# Fermat Point of a Triangle

Topic:
Geometry
The Fermat Point (AKA the Torricelli Point; AKA the isogenic center; AKA the Steiner Point) of a triangle ABC is a point P such that the sum of the segments AP, BP and CP is minimized. A good overview of Fermat Points is available at various sites around the web including Wikipedia and Wolfram MathWorld. This page introduces you to the core concepts of Fermat Points and their role in network optimization in a hands-on way. To start, try moving the point P in the applet below to shorten the network AP+BP+CP which connects A, B and C.

## Move P to shorten TotalNetwork=AP+BP+CP

You probably can't get the exact minimum by just playing around, but you should have noticed that the optimal location for P appears to be fairly close to point B. You may also have noticed that it appears that the three angles formed at P by the network are approximately 120 degrees. I've zoomed way in on P and added the angles at P so you can really get a sense for this second observation.

## Adjust P to shorten TotalNetwork. Note: minimization appears to occur when all angles are 120 degrees

It is true that when P forms three 120 degree angles and is inside triangle ABC, the network AP+BP+CP is minimized. The point P that achieves this is called the Fermat Point of triangle ABC. In the next two applets we will show:
• how to construct the Fermat Point of a Triangle when all angles of triangle ABC are less than 120 degrees.
• that the Fermat Point of a triangle does indeed minimize the network required to connect the vertices of a triangle ABC when all angles are less than 120 degrees.
Later we'll consider the (easier) case of triangle ABC has one angle greater than 120 degrees.

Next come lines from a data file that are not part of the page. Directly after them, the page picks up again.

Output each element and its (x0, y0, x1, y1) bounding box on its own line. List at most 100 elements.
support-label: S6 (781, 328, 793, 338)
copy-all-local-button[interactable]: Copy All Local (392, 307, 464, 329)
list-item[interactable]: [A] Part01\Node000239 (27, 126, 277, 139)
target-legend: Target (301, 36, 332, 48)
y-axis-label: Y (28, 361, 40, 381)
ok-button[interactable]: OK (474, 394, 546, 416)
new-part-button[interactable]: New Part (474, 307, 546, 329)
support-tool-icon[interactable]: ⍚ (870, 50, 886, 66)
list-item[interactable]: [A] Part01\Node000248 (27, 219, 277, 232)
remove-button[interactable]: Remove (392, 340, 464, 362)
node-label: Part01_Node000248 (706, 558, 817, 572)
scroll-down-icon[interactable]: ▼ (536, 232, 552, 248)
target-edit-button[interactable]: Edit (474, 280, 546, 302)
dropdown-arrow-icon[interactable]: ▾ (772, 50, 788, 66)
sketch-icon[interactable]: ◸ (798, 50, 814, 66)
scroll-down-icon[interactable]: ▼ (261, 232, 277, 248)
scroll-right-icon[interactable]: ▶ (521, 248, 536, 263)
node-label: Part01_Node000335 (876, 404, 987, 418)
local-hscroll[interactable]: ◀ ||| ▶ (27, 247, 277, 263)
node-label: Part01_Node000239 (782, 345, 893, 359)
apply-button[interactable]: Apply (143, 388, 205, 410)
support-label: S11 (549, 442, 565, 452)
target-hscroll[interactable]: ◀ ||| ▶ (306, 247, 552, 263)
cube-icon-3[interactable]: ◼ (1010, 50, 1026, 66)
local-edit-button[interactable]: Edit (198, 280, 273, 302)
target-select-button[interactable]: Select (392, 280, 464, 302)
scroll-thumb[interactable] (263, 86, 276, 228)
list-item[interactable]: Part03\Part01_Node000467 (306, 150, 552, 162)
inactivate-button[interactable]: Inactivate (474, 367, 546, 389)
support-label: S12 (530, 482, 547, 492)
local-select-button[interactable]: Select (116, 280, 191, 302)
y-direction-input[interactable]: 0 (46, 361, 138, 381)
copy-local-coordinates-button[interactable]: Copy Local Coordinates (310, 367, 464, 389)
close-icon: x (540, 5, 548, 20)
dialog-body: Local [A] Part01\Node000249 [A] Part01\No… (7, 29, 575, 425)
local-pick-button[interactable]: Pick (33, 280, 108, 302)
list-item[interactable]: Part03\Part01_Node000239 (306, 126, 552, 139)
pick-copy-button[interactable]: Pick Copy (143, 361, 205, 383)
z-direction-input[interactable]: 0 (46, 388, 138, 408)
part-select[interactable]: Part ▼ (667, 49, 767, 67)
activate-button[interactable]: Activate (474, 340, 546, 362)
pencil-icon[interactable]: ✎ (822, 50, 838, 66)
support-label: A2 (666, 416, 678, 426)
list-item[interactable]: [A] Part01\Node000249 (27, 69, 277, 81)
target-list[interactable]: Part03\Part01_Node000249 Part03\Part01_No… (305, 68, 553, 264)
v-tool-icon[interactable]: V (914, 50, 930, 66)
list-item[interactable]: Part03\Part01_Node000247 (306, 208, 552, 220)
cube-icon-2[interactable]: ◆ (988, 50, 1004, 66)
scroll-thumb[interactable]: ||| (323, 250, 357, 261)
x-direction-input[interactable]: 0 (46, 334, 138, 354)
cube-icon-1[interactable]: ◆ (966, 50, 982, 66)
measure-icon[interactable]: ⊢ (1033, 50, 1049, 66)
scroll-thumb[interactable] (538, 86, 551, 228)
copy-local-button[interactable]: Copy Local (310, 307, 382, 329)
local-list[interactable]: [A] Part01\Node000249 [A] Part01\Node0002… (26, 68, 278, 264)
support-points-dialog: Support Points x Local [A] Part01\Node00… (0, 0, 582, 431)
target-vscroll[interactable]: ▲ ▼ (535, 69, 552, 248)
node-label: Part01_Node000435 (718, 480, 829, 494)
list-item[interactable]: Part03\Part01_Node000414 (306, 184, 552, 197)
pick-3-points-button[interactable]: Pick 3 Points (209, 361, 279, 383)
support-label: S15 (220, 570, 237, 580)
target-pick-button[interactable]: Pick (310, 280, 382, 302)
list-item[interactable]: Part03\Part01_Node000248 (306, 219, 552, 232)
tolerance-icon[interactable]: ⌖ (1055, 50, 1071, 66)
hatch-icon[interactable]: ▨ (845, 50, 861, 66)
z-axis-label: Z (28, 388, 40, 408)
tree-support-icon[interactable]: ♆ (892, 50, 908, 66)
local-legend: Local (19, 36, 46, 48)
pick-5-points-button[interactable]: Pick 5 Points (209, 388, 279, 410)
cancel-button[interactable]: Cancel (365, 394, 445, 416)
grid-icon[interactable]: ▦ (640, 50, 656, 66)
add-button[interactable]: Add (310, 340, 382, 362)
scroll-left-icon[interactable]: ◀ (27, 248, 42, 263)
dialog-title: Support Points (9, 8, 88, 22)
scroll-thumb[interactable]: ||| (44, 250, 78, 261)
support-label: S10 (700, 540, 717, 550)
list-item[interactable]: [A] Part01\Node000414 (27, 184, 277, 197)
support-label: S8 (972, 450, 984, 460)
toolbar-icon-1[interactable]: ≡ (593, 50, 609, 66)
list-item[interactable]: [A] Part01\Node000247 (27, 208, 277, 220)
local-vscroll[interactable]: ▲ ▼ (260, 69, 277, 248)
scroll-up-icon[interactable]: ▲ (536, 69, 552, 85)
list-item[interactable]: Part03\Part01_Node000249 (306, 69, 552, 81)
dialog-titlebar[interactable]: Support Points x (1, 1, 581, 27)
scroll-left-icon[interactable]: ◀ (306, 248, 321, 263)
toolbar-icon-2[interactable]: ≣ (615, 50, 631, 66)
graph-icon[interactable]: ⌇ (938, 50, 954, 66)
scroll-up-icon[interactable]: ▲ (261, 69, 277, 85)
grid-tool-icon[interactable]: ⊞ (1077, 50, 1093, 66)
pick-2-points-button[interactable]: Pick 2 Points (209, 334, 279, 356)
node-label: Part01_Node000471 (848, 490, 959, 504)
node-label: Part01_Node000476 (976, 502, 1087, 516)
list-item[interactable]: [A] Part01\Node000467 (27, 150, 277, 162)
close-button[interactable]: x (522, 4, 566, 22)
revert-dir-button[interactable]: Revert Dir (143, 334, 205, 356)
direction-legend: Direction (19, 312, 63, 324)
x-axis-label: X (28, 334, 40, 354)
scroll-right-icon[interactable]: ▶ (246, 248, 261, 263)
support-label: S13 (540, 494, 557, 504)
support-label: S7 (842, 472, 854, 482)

## Construction of the Fermat Point of triangle ABC (all angles < 120 degrees)

The above construction merely shows how to create a point P such that all three angles formed by P and the vertices A, B and C are 120 degrees. We still need to show that P as constructed does in fact minimize the network formed by AP, BP and CP. That proof is found in the interactive applet below. Read the proof, and then note how moving P to the intersection of BB' and CC' minimizes the route from B to B', and therefore also the network AP, BP and CP. This critical observation is the key step of the proof. The point of the proof is merely to make it more transparent that locating P amounts to choosing the straightest route from B to B', and this happens to occur at the Fermat Point of triangle ABC.

## Proof that Fermat Point minimizes AP+BP+CP (all angles < 120 degrees)

The last thing to consider is the case when triangle ABC has a 120 degree or larger angle. In this case, the construction above places P outside triangle ABC. When this occurs, the optimal network is simply the two segments forming the 120 degree angle. The below applet illustrates this. Adjust B so it is "passes" P, the Fermat Point of triangle ABC. Notice that the optimal network (highlighted in red) switches from being AP+BP+CP to simply AB+BC. Also notice, this switch occurs precisely when the angle at B exceeds 120 degrees, which is also precisely when B "passes" P.

## Exploring the case when an angle exceeds 120 degrees

Summary:
• The Fermat Point of a triangle ABC minimizes the network required to connect points A, B and C when all angles of the triangle are less than 120 degrees.
• The Fermat Point of a triangle with all angles less than 120 degrees can be constructed by producing equilateral triangles on two legs, and then intersecting the segments formed by the equilateral triangles new vertex and the third vertex of the original triangle.
• When a triangle ABC has an angle that exceeds 120 degrees, the legs of this angle form the optimal network connecting points A, B and C.